Tuesday, April 16, 2024

Update: Prosecutor reviewed potential child abuse incident without knowing parent was Wilmington police officer 

The District Attorney's office reviewed the allegations against a suspect in a potential child abuse case without being informed he was a Wilmington Police Department officer, a spokesperson said. (Port City Daily photo / File)
The District Attorney’s office reviewed the allegations against a suspect in a potential child abuse case without being informed he was a Wilmington Police Department officer, a spokesperson said. (Port City Daily photo / File)

WILMINGTON — Earlier this month, authorities responded to a 911 call and found the 8-year-old daughter of a Wilmington Police Department officer had been left, naked and alone, locked in the back of a car outside a bar and restaurant. The district attorney’s office says the case was reviewed without the knowledge that the potential suspect was a law enforcement officer.

Related: Internal Affairs investigating Wilmington officer who allegedly left his naked child locked in a car while dining

A 911 call was placed on Saturday, October 19, around 5:45 p.m. after employees of the Ogden Tap Room noticed the daughter of Willmington Police Department (WPD) Lieutenant Matthew Malone in a car parked behind the restaurant. The young girl told the caller that she needed to use the bathroom, but had been ordered by her father not to leave the car.

Malone and his wife had apparently placed their daughter in the car after her clothes became wet, possibly while playing on a ‘bouncy house’ set up for the bar’s annual Oktoberfest celebration; Malone then returned to the bar, leaving his daughter wrapped in a towel.

Two deputies from the New Hanover County Sheriff’s Office (NHCSO) were dispatched and interviewed several people at the scene, including Malone. Ultimately, NHCSO chose not to press charges against Malone, but not before consulting the District Attorney’s office.

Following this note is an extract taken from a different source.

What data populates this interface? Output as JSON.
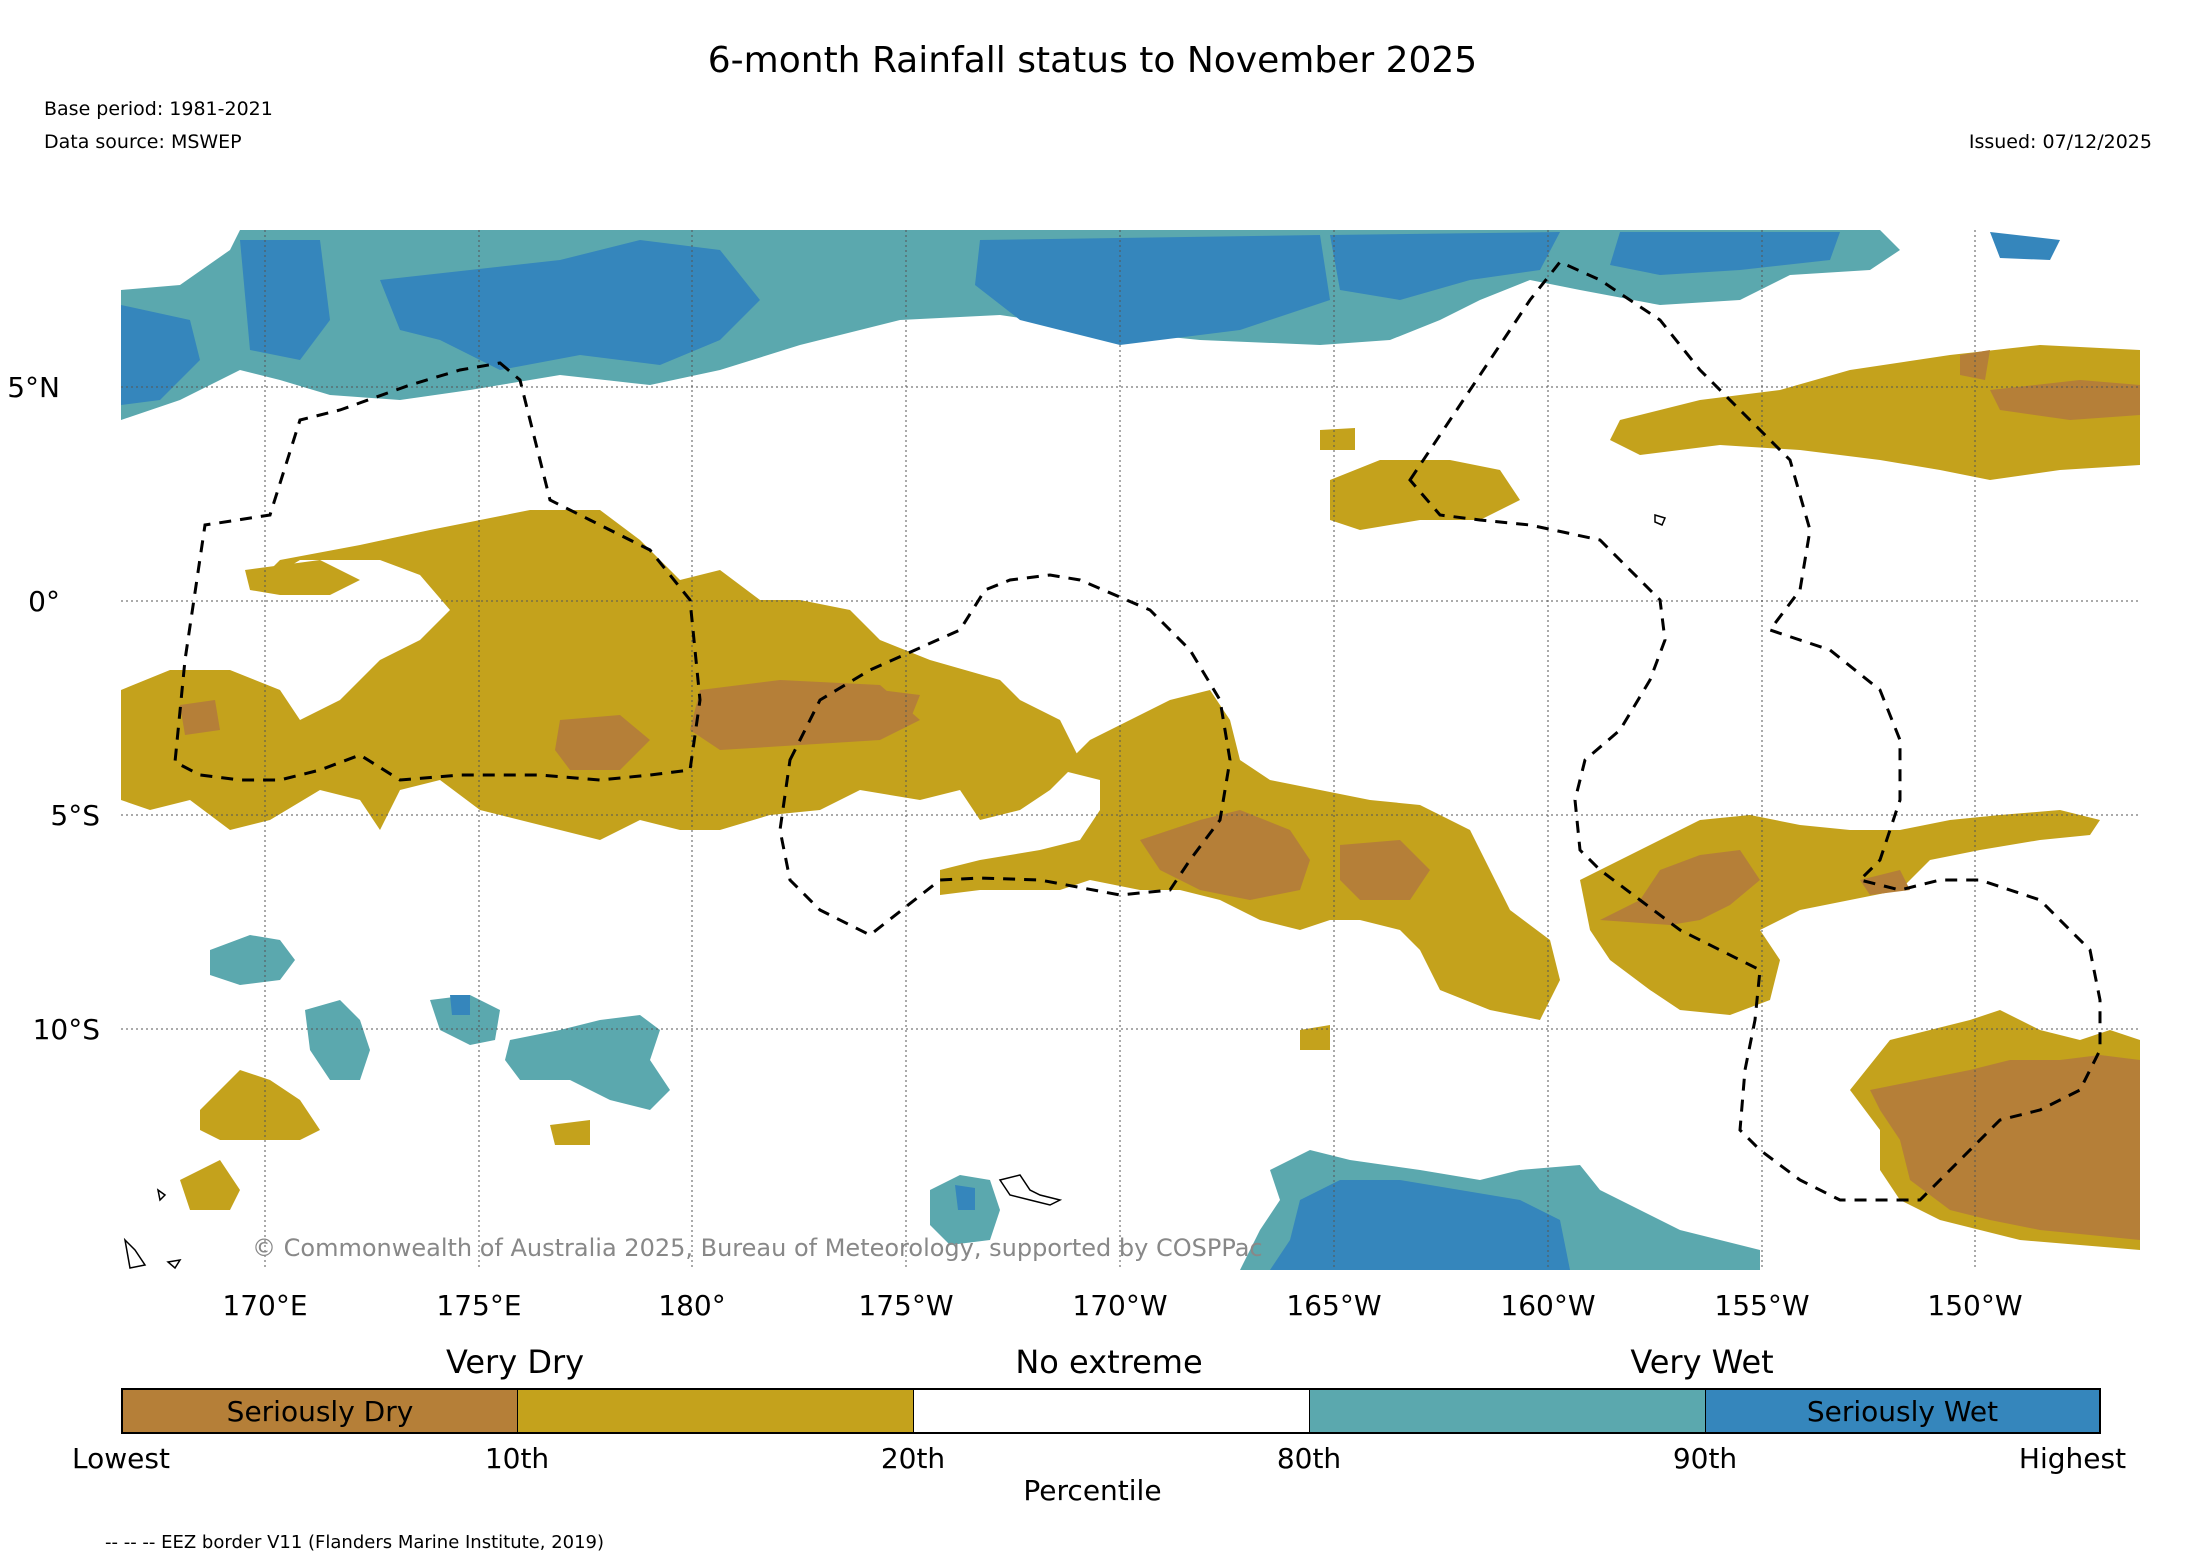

The incident was presented to a prosecutor at the District Attorney’s office who specializes in child abuse cases, according to Samantha Dooies, assistant to District Attorney Ben David.

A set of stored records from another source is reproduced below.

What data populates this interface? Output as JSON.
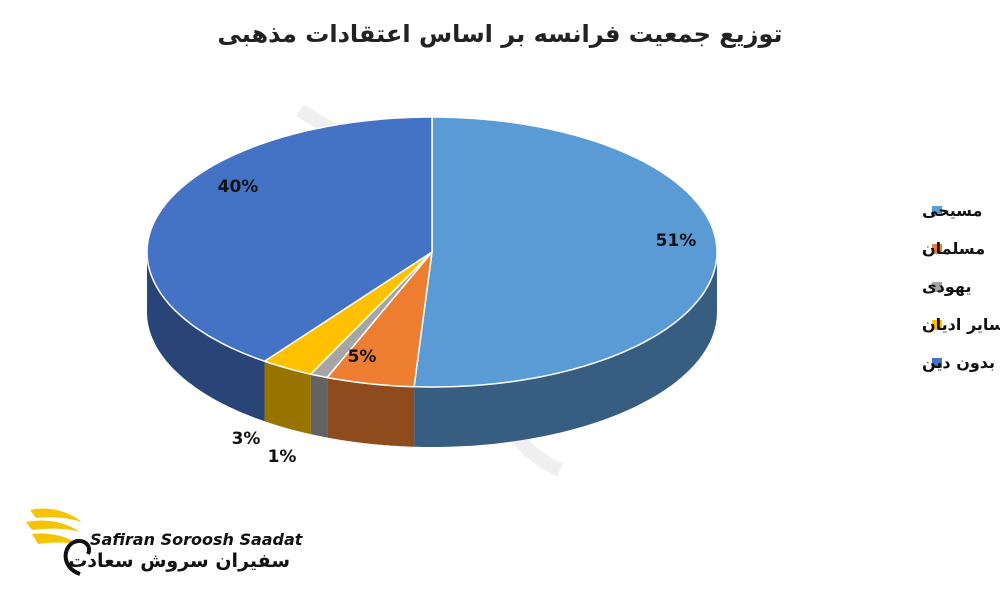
{
  "chart_data": {
    "type": "pie",
    "title": "توزیع جمعیت فرانسه بر اساس اعتقادات مذهبی",
    "categories": [
      "مسیحی",
      "مسلمان",
      "یهودی",
      "سایر ادیان",
      "بدون دین"
    ],
    "values": [
      51,
      5,
      1,
      3,
      40
    ],
    "data_labels": [
      "51%",
      "5%",
      "1%",
      "3%",
      "40%"
    ],
    "colors": [
      "#5B9BD5",
      "#ED7D31",
      "#A5A5A5",
      "#FFC000",
      "#4472C4"
    ],
    "legend_position": "right",
    "style": "3d"
  },
  "brand": {
    "name_latin": "Safiran Soroosh Saadat",
    "name_persian": "سفیران سروش سعادت",
    "accent_color": "#F5C400"
  }
}
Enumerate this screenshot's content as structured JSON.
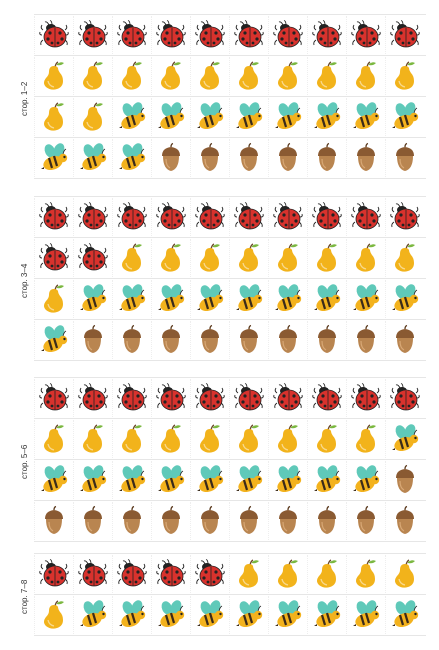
{
  "colors": {
    "ladybug": "#d8322d",
    "pear": "#f2b31b",
    "bee_body": "#f3b21d",
    "bee_wing": "#5fc9b9",
    "acorn": "#b98550",
    "acorn_cap": "#8a5a32"
  },
  "blocks": [
    {
      "label": "стор. 1–2",
      "rows": [
        [
          "ladybug-icon",
          "ladybug-icon",
          "ladybug-icon",
          "ladybug-icon",
          "ladybug-icon",
          "ladybug-icon",
          "ladybug-icon",
          "ladybug-icon",
          "ladybug-icon",
          "ladybug-icon"
        ],
        [
          "pear-icon",
          "pear-icon",
          "pear-icon",
          "pear-icon",
          "pear-icon",
          "pear-icon",
          "pear-icon",
          "pear-icon",
          "pear-icon",
          "pear-icon"
        ],
        [
          "pear-icon",
          "pear-icon",
          "bee-icon",
          "bee-icon",
          "bee-icon",
          "bee-icon",
          "bee-icon",
          "bee-icon",
          "bee-icon",
          "bee-icon"
        ],
        [
          "bee-icon",
          "bee-icon",
          "bee-icon",
          "acorn-icon",
          "acorn-icon",
          "acorn-icon",
          "acorn-icon",
          "acorn-icon",
          "acorn-icon",
          "acorn-icon"
        ]
      ]
    },
    {
      "label": "стор. 3–4",
      "rows": [
        [
          "ladybug-icon",
          "ladybug-icon",
          "ladybug-icon",
          "ladybug-icon",
          "ladybug-icon",
          "ladybug-icon",
          "ladybug-icon",
          "ladybug-icon",
          "ladybug-icon",
          "ladybug-icon"
        ],
        [
          "ladybug-icon",
          "ladybug-icon",
          "pear-icon",
          "pear-icon",
          "pear-icon",
          "pear-icon",
          "pear-icon",
          "pear-icon",
          "pear-icon",
          "pear-icon"
        ],
        [
          "pear-icon",
          "bee-icon",
          "bee-icon",
          "bee-icon",
          "bee-icon",
          "bee-icon",
          "bee-icon",
          "bee-icon",
          "bee-icon",
          "bee-icon"
        ],
        [
          "bee-icon",
          "acorn-icon",
          "acorn-icon",
          "acorn-icon",
          "acorn-icon",
          "acorn-icon",
          "acorn-icon",
          "acorn-icon",
          "acorn-icon",
          "acorn-icon"
        ]
      ]
    },
    {
      "label": "стор. 5–6",
      "rows": [
        [
          "ladybug-icon",
          "ladybug-icon",
          "ladybug-icon",
          "ladybug-icon",
          "ladybug-icon",
          "ladybug-icon",
          "ladybug-icon",
          "ladybug-icon",
          "ladybug-icon",
          "ladybug-icon"
        ],
        [
          "pear-icon",
          "pear-icon",
          "pear-icon",
          "pear-icon",
          "pear-icon",
          "pear-icon",
          "pear-icon",
          "pear-icon",
          "pear-icon",
          "bee-icon"
        ],
        [
          "bee-icon",
          "bee-icon",
          "bee-icon",
          "bee-icon",
          "bee-icon",
          "bee-icon",
          "bee-icon",
          "bee-icon",
          "bee-icon",
          "acorn-icon"
        ],
        [
          "acorn-icon",
          "acorn-icon",
          "acorn-icon",
          "acorn-icon",
          "acorn-icon",
          "acorn-icon",
          "acorn-icon",
          "acorn-icon",
          "acorn-icon",
          "acorn-icon"
        ]
      ]
    },
    {
      "label": "стор. 7–8",
      "rows": [
        [
          "ladybug-icon",
          "ladybug-icon",
          "ladybug-icon",
          "ladybug-icon",
          "ladybug-icon",
          "pear-icon",
          "pear-icon",
          "pear-icon",
          "pear-icon",
          "pear-icon"
        ],
        [
          "pear-icon",
          "bee-icon",
          "bee-icon",
          "bee-icon",
          "bee-icon",
          "bee-icon",
          "bee-icon",
          "bee-icon",
          "bee-icon",
          "bee-icon"
        ]
      ]
    }
  ]
}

The prosecutor considered both general criminal activity and specifically the North Carolina statutory definition of misdemeanor child abuse, which reads:

§ 14-318.2. Child abuse a misdemeanor.

(a) Any parent of a child less than 16 years of age, or any other person providing care to or supervision of such child, who inflicts physical injury, or who allows physical injury to be inflicted, or who creates or allows to be created a substantial risk of physical injury, upon or to such child by other than accidental means is guilty of the Class A1 misdemeanor of child abuse.

(b) The Class A1 misdemeanor of child abuse is an offense additional to other civil and criminal provisions and is not intended to repeal or preclude any other sanctions or remedies.

(c) A parent who abandons an infant less than seven days of age pursuant to G.S. 14-322.3 shall not be prosecuted under this section for any acts or omissions related to the care of that infant.

While the fact that Malone is a high-ranking, long-serving police officer — hired in July, 2002, and currently making $75,000 annually as a lieutenant — prompted speculation on social media that he had received special treatment, Dooies specifically noted that the prosecutor who reviewed the case did so without the knowledge that the suspect was a law enforcement officer.

It is worth noting that while the District Attorney’s office does frequently consult with local law enforcement on cases, the ultimate decision to arrest — or not arrest — comes solely from those law enforcement agencies in concert with a magistrate or judge, in this case NHCSO; arrest warrants are issued after law enforcement requests them from magistrates, a decision in which the DA’s office has no role.

After an arrest, the DA’s office can choose to proceed with pressing charges or drop them.

While the Internal Affairs Unit of the WPD’s Professional Standards Division is still investigating Malone’s conduct, he has not been placed on either administrative or unpaid leave, according to employment records provided Tuesday.